The Supreme Court stated that the primary issue before it pertained to the interpretation of section 209(1)(d) and noted that a proviso was inserted to section 209(1)(d) by the Finance Act, 2012. The Court referred to the Notes to the Memorandum explaining the provisions in the Finance Bill, 2012 in this context. It observed that the proviso is in the nature of an exception to section 209(1)(d) as an assessee, who has received any income without deduction or collection of tax, is made liable to pay advance tax in respect of such income. The amendment was brought into effect from 1st April, 2012 and was made applicable to cases of advance tax payable in the F.Y. 2012-13 and thereafter. All the appeals before the Supreme Court, however, pertained to the period prior to A.Y. 2013-14.

After noting the judicial precedents holding that subsequent legislation may be looked into to fix the proper interpretation to be put on the statutory provisions as they stood earlier, the Court observed that the dispute relating to the interpretation of the words ‘would be deductible or collectible’ in section 209(1)(d) can be resolved by referring to the proviso to section 209(1)(d) which was inserted by the Finance Act, 2012. The proviso makes it clear that the assessee cannot reduce the amounts of income paid to it by the payer without tax deduction, while computing liability for advance tax. The Memorandum explaining the provisions of the Finance Bill, 2012 provides necessary context that the amendment was warranted due to the judgments of courts, interpreting section 209(1)(d) to permit computation of advance tax by the assessee by reducing the amount of income tax which is deductible or collectible during the financial year. If the construction of the words ‘would be deductible or collectible’ as placed by the Revenue is accepted, the amendment made to section 209(1)(d) by insertion of the proviso would be meaningless and an exercise in futility. The Supreme Court, therefore, held that to give the intended effect to the proviso, section 209(1)(d) has to be understood to entitle the assessee, for all assessments prior to the financial year 2012-13, to reduce the amount of income tax which would be deductible or collectible, in computation of its advance tax liability, notwithstanding the fact that the assessee has received the full amount without deduction.

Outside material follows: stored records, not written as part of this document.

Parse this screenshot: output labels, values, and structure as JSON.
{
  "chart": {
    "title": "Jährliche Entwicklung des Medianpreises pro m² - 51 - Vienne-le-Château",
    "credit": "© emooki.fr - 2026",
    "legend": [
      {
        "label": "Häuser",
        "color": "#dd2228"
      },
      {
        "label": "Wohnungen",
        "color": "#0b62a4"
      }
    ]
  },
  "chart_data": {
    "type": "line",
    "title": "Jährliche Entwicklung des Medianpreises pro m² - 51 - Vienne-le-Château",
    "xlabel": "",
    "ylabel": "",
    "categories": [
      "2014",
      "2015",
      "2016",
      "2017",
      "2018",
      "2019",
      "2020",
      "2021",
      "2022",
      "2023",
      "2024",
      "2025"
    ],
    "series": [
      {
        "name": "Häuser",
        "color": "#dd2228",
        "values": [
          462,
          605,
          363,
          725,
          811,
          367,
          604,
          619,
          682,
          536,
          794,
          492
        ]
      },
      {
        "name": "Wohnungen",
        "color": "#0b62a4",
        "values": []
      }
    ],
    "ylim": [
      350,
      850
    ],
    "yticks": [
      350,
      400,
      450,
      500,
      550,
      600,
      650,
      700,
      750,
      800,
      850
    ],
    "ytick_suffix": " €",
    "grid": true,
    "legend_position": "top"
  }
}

The Court further held that there was no force in the contention of the Revenue that section 234B should be read in isolation without reference to the other provisions of Chapter XVII. The liability for payment of interest as provided in section 234B is for default in payment of advance tax. While the definition of ‘assessed tax’ u/s 234B pertains to tax deducted or collected at source, the pre-conditions of section 234B, viz. liability to pay advance tax and non-payment or short payment of such tax, have to be satisfied after which interest can be levied taking into account the assessed tax. Therefore, section 209 which relates to the computation of advance tax payable by the assessee cannot be ignored while construing the contents of section 234B. As already held that prior to the F.Y. 2012-13 the amount of income tax which is deductible or collectible at source can be reduced by the assessee while calculating advance tax, the assessee cannot be held to have defaulted in payment of its advance tax liability.

The Supreme Court upheld the view adopted in the impugned judgment of the Delhi High Court in Civil Appeal No. 1262 of 2016 as well as by the Madras High Court in the Madras Fertilizers case (Supra), that the Revenue is not remediless and there are provisions in the Act enabling the Revenue to proceed against the payer who has defaulted in deducting tax at source. The Court, however, clarified that there is no doubt that the position has changed since F.Y. 2012-13 in view of the proviso to section 209(1)(d), pursuant to which if the assessee receives any amount, including the tax deductible at source on such amount, the assessee cannot reduce such tax while computing its advance tax liability.

Accordingly, the Supreme Court dismissed the appeals filed by the Revenue.